Cystic fibrosis is mainly caused by the following three reasons:
1. Gene mutations: Cystic fibrosis is mainly caused by mutations in two genes, namely PKD1 and PKD2 genes. Mutations in these genes can cause abnormal enlargement and increase of cystic spaces in the kidneys and other organs, leading to diseases. Cystic fibrosis also involves mutations in the genes regulating the transmembrane transport of cystic fibrosis, leading to dysfunction of regulatory factors and causing multi system lesions.
2. Genetic factors: Cystic fibrosis is a recessive genetic disease that is usually passed down from parents to children. If there is a parent with cystic fibrosis, the risk of their child developing the disease will increase. Infants carrying recessive genes account for 2% to 5% of the total number of newborns, with an average of one in every 2000 to 2500 infants.

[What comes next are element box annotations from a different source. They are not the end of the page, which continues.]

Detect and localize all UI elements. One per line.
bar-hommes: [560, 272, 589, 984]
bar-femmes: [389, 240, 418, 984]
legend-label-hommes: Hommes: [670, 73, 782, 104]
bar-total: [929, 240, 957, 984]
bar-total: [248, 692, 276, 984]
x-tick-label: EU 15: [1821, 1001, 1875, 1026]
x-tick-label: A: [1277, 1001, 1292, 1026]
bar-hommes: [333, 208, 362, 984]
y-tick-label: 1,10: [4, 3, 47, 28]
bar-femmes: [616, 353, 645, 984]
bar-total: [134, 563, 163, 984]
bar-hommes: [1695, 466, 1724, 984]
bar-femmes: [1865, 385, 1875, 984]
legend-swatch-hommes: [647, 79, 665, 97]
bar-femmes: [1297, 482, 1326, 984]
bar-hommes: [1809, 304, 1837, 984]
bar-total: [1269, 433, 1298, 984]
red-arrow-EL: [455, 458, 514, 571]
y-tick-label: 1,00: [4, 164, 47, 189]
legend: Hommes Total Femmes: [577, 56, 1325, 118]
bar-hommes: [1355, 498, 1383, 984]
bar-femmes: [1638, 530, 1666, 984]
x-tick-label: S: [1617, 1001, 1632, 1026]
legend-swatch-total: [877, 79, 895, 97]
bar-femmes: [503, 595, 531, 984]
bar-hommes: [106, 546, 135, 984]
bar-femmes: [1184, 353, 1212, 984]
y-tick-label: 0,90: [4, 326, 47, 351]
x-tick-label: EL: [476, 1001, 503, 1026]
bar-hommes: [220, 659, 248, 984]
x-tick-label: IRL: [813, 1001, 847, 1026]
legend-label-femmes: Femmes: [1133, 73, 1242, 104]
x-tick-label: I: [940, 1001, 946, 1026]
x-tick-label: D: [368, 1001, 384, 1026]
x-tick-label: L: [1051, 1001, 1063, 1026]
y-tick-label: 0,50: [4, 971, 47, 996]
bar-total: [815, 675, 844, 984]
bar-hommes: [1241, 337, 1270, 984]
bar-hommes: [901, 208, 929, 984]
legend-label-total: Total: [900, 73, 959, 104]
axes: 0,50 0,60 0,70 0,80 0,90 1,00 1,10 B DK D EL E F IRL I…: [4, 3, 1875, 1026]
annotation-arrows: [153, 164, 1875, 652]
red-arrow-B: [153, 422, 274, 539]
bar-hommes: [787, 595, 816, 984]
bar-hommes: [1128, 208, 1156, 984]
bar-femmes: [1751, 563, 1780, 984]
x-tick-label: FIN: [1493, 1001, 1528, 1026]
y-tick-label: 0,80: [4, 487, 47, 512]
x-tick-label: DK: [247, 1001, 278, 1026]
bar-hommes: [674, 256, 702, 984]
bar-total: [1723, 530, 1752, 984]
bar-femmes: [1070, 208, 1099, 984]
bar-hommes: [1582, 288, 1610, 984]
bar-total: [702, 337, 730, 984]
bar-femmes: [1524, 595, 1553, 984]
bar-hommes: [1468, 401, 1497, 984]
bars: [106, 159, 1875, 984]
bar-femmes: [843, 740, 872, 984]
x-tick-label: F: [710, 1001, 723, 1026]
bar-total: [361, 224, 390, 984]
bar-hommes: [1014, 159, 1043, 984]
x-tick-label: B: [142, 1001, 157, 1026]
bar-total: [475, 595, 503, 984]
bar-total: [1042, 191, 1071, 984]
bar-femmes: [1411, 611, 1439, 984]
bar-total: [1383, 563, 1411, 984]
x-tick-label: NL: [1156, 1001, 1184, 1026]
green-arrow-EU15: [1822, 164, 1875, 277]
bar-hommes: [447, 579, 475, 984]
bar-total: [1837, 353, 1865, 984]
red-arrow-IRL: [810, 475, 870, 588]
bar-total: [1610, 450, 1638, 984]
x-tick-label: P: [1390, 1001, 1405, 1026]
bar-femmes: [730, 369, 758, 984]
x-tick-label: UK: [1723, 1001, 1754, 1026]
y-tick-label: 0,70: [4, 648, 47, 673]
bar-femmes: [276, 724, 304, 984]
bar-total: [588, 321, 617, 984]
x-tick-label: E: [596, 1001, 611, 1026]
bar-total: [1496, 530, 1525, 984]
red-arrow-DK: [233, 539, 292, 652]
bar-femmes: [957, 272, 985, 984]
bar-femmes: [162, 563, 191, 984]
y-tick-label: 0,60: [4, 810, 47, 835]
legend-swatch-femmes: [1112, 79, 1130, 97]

3. Environmental factors: Although cystic fibrosis is mainly caused by genetic mutations, certain environmental factors may also have an impact on the development of the disease. For example, hypertension, kidney infections, and other kidney diseases may accelerate the progression of cystic fibrosis. However, compared to genetics and genetic mutations, the role of environmental factors in the pathogenesis of cystic fibrosis is relatively small.
The main causes of cystic fibrosis are gene mutations and genetic factors, while environmental factors may to some extent affect the progression of the disease. Understanding these reasons is crucial for early diagnosis and treatment of diseases.